Satu hal yang pasti, pembunuhan-pembunuhan ini dilakukan secara profesional. Mayat-mayat ini telah dibersihkan secara hati-hati dan teliti sebelum dibuang. Tidak ada barang-barang pribadi yang tertinggal, tidak ada sidik jari, serat rambut, jejak DNA dan apa pun yang bisa memberikan informasi kepada polisi tentang keberadaan mereka sebelum mereka dibunuh. Pelakunya menutup jejak dengan rapi.

“Semoga ia kini telah tenang, Patricia. Gadis ini mungkin lebih baik mati daripada hidup. Aku yakin ia adalah gadis yang sangat kuat, hingga ia bisa menanggung semua siksaan itu selama ini, sebelum mereka melemparkan tubuhnya ke kanal dingin di luar sana.” Mata dr. Yazid yang biasanya terlihat ramah itu kini tampak berapi-api.

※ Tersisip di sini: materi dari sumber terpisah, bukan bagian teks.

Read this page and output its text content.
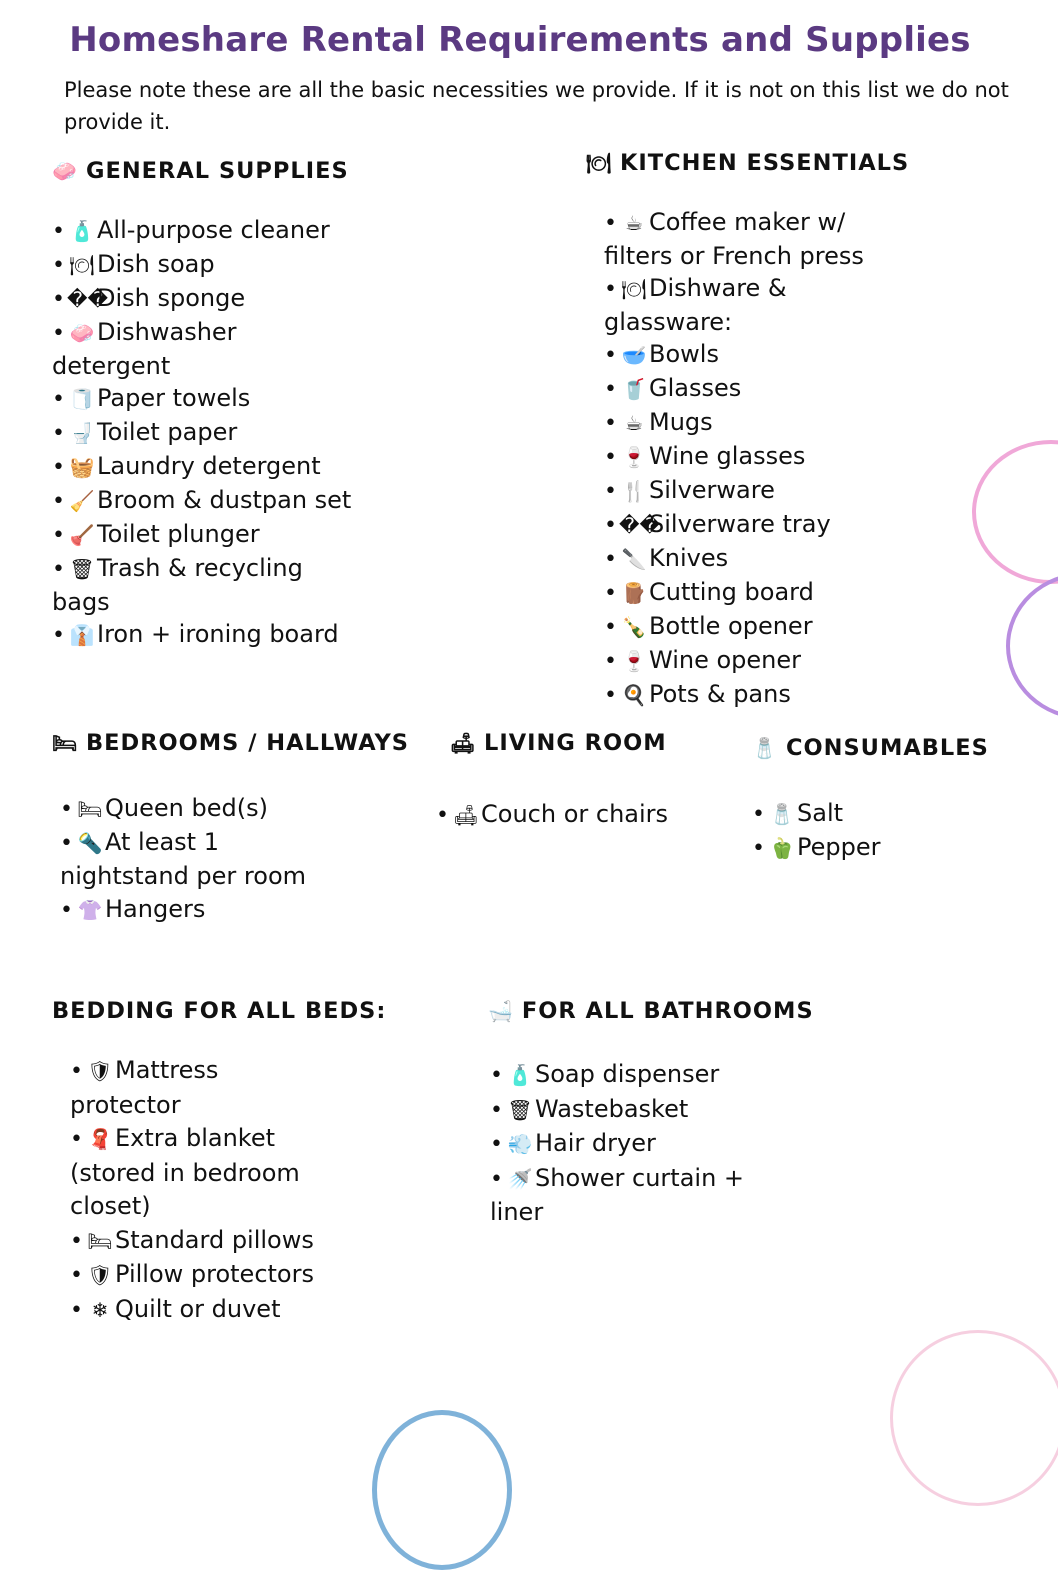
Homeshare Rental Requirements and Supplies
Please note these are all the basic necessities we provide. If it is not on this list we do not provide it.
🧼 GENERAL SUPPLIES
• 🧴 All-purpose cleaner
• 🍽Dish soap
• ��Dish sponge
• 🧼 Dishwasher detergent
• 🧻 Paper towels
• 🚽 Toilet paper
• 🧺 Laundry detergent
• 🧹 Broom & dustpan set
• 🪠 Toilet plunger
• 🗑Trash & recycling bags
• 👔 Iron + ironing board
🍽 KITCHEN ESSENTIALS
• ☕ Coffee maker w/ filters or French press
• 🍽Dishware & glassware:
• 🥣 Bowls
• 🥤 Glasses
• ☕ Mugs
• 🍷 Wine glasses
• 🍴 Silverware
• ��Silverware tray
• 🔪 Knives
• 🪵 Cutting board
• 🍾 Bottle opener
• 🍷 Wine opener
• 🍳 Pots & pans
🛏 BEDROOMS / HALLWAYS
• 🛏Queen bed(s)
• 🔦 At least 1 nightstand per room
• 👚 Hangers
🛋 LIVING ROOM
• 🛋Couch or chairs
🧂 CONSUMABLES
• 🧂 Salt
• 🫑 Pepper
BEDDING FOR ALL BEDS:
• 🛡Mattress protector
• 🧣 Extra blanket (stored in bedroom closet)
• 🛏Standard pillows
• 🛡Pillow protectors
• ❄ Quilt or duvet
🛁 FOR ALL BATHROOMS
• 🧴 Soap dispenser
• 🗑Wastebasket
• 💨 Hair dryer
• 🚿 Shower curtain + liner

Dr. Yazid menatap Patricia dengan tiba-tiba. Keputusasaan dan kemarahan masih terpatri di wajahnya.

“Mereka dibunuh oleh orang yang sama. Metodenya sama persis. Kau harus menemukan pelakunya, Pat. Bagaimana pun caranya,” ujarnya, suaranya bergetar sedikit.

“Aku berjanji, Kemal. Aku berjanji.” Patricia menjawab dengan sungguh-sungguh.